November 20, 2024

History

Our history

In 1984, a group of artists and arts administrators, led by then state arts agency director Robb Hankins, joined forces to lift state funding for the arts in New Hampshire from its last-in-the-nation status. Their successful campaign became an organization, Arts 1000, now called New Hampshire Citizens for the Arts.

Arts 1000 helped craft and advocate for legislation and a line-item appropriation to help non-profit arts organizations with their cultural facility needs. Governor Sununu signed HB 263 into law, a NH law passed in 1987 that established one of the few grant programs in the nation dedicated to “the design, construction or renovation of cultural facilities.”

In the mid-1990s, when both the National Endowments for the Arts and Humanities were threatened with reduction or elimination, Arts 1000 reorganized itself and sponsored the Bipartisan Campaign for the Arts and Humanities. attracting filmmaker Ken Burns as spokesperson. The Bipartisan Campaign utilized the visibility of the NH Primary and the live presence of candidates to achieve a powerful voice. The organization’s strong grassroots advocacy network provided information and support for Senator Judd Gregg to testify in favor of keeping the Endowments intact. By combining its efforts with those in other states New Hampshire saved both Endowments and reinforced the federal-state partnership for supporting the arts and culture.

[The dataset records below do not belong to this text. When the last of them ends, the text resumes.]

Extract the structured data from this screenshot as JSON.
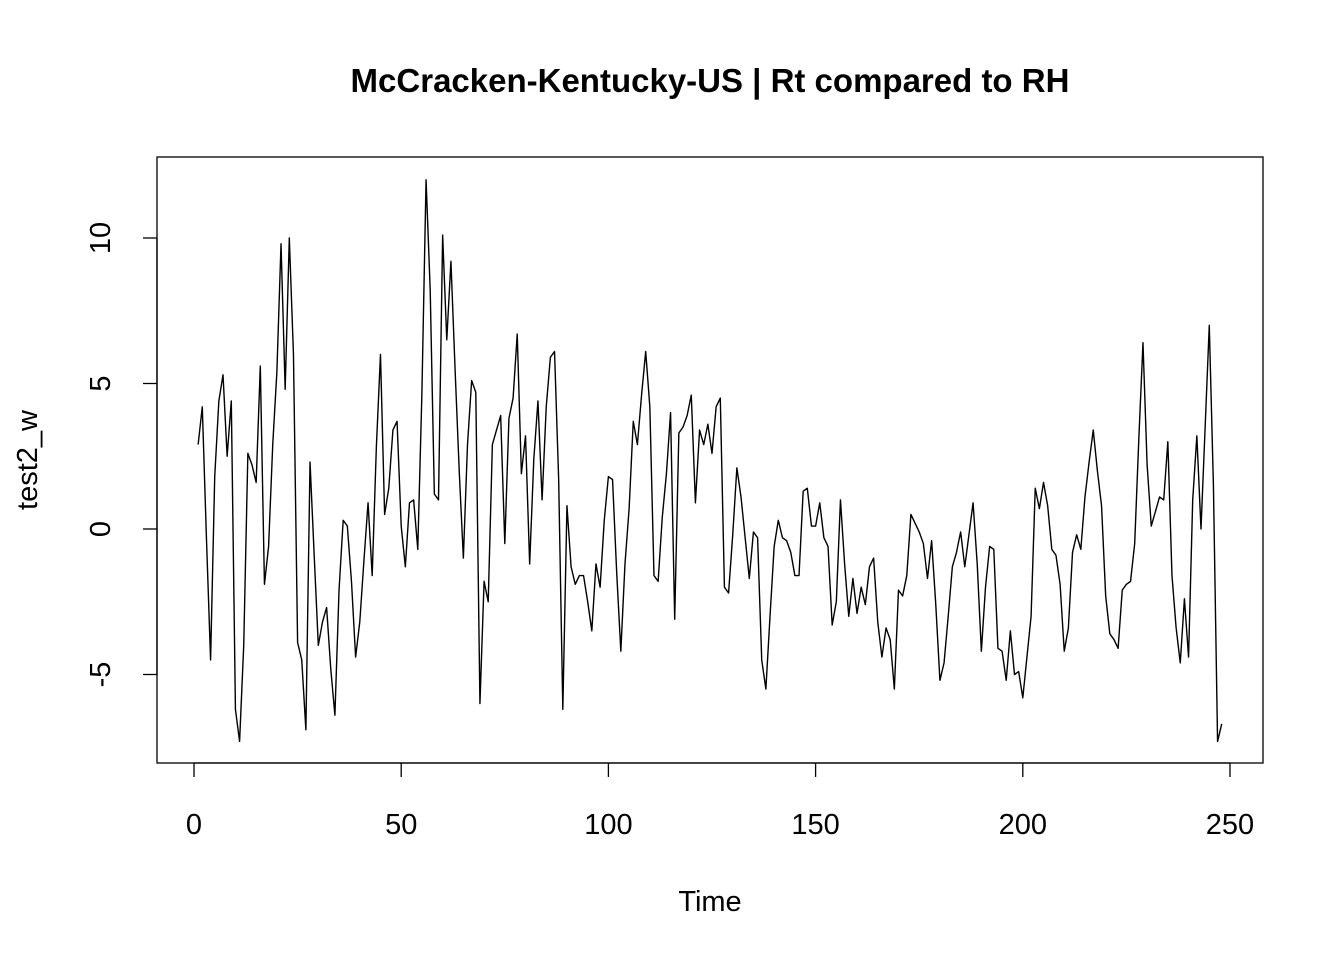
{
  "chart_data": {
    "type": "line",
    "title": "McCracken-Kentucky-US | Rt compared to RH",
    "xlabel": "Time",
    "ylabel": "test2_w",
    "xlim": [
      0,
      250
    ],
    "ylim": [
      -7.5,
      12
    ],
    "x_ticks": [
      0,
      50,
      100,
      150,
      200,
      250
    ],
    "x_tick_labels": [
      "0",
      "50",
      "100",
      "150",
      "200",
      "250"
    ],
    "y_ticks": [
      -5,
      0,
      5,
      10
    ],
    "y_tick_labels": [
      "-5",
      "0",
      "5",
      "10"
    ],
    "grid": false,
    "x_start": 1,
    "series": [
      {
        "values": [
          2.9,
          4.2,
          -0.3,
          -4.5,
          1.8,
          4.4,
          5.3,
          2.5,
          4.4,
          -6.2,
          -7.3,
          -4.0,
          2.6,
          2.2,
          1.6,
          5.6,
          -1.9,
          -0.6,
          2.9,
          5.4,
          9.8,
          4.8,
          10.0,
          6.0,
          -3.9,
          -4.5,
          -6.9,
          2.3,
          -0.9,
          -4.0,
          -3.2,
          -2.7,
          -4.8,
          -6.4,
          -2.1,
          0.3,
          0.1,
          -1.8,
          -4.4,
          -3.2,
          -1.1,
          0.9,
          -1.6,
          2.8,
          6.0,
          0.5,
          1.4,
          3.4,
          3.7,
          0.1,
          -1.3,
          0.9,
          1.0,
          -0.7,
          4.7,
          12.0,
          8.2,
          1.2,
          1.0,
          10.1,
          6.5,
          9.2,
          5.5,
          2.0,
          -1.0,
          2.9,
          5.1,
          4.7,
          -6.0,
          -1.8,
          -2.5,
          2.9,
          3.4,
          3.9,
          -0.5,
          3.8,
          4.5,
          6.7,
          1.9,
          3.2,
          -1.2,
          2.4,
          4.4,
          1.0,
          4.2,
          5.9,
          6.1,
          1.7,
          -6.2,
          0.8,
          -1.3,
          -1.9,
          -1.6,
          -1.6,
          -2.5,
          -3.5,
          -1.2,
          -2.0,
          0.3,
          1.8,
          1.7,
          -1.5,
          -4.2,
          -1.2,
          0.7,
          3.7,
          2.9,
          4.6,
          6.1,
          4.2,
          -1.6,
          -1.8,
          0.4,
          1.9,
          4.0,
          -3.1,
          3.3,
          3.5,
          3.9,
          4.6,
          0.9,
          3.4,
          2.9,
          3.6,
          2.6,
          4.2,
          4.5,
          -2.0,
          -2.2,
          -0.2,
          2.1,
          1.1,
          -0.3,
          -1.7,
          -0.1,
          -0.3,
          -4.5,
          -5.5,
          -3.0,
          -0.6,
          0.3,
          -0.3,
          -0.4,
          -0.8,
          -1.6,
          -1.6,
          1.3,
          1.4,
          0.1,
          0.1,
          0.9,
          -0.3,
          -0.6,
          -3.3,
          -2.5,
          1.0,
          -1.2,
          -3.0,
          -1.7,
          -2.9,
          -2.0,
          -2.6,
          -1.3,
          -1.0,
          -3.2,
          -4.4,
          -3.4,
          -3.8,
          -5.5,
          -2.1,
          -2.3,
          -1.6,
          0.5,
          0.2,
          -0.1,
          -0.5,
          -1.7,
          -0.4,
          -2.6,
          -5.2,
          -4.6,
          -3.0,
          -1.3,
          -0.8,
          -0.1,
          -1.3,
          -0.2,
          0.9,
          -1.2,
          -4.2,
          -2.0,
          -0.6,
          -0.7,
          -4.1,
          -4.2,
          -5.2,
          -3.5,
          -5.0,
          -4.9,
          -5.8,
          -4.4,
          -3.0,
          1.4,
          0.7,
          1.6,
          0.8,
          -0.7,
          -0.9,
          -1.9,
          -4.2,
          -3.4,
          -0.8,
          -0.2,
          -0.7,
          1.1,
          2.3,
          3.4,
          2.0,
          0.8,
          -2.3,
          -3.6,
          -3.8,
          -4.1,
          -2.1,
          -1.9,
          -1.8,
          -0.5,
          3.1,
          6.4,
          2.2,
          0.1,
          0.6,
          1.1,
          1.0,
          3.0,
          -1.6,
          -3.4,
          -4.6,
          -2.4,
          -4.4,
          1.0,
          3.2,
          0.0,
          3.5,
          7.0,
          1.5,
          -7.3,
          -6.7
        ]
      }
    ]
  }
}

Arts 1000/NH Citizens for the Arts has remained alert to recurring advocacy needs: derailing proposals for an entertainment tax on nonprofit and for-profit cultural organization tickets to cultural events, retaining the high-school art credit required for graduation, stopping efforts by municipalities to tax nonprofits’ land and buildings, preserving the state’s Percent for Art Program, maintaining public support for public television and radio, ensuring fairness for the arts council’s budget during periodic state cutbacks, and supporting matching state funds to keep federal arts grants coming to New Hampshire. This strategy helped to establish a Traditional Arts Program at the State Arts Council in FY1997.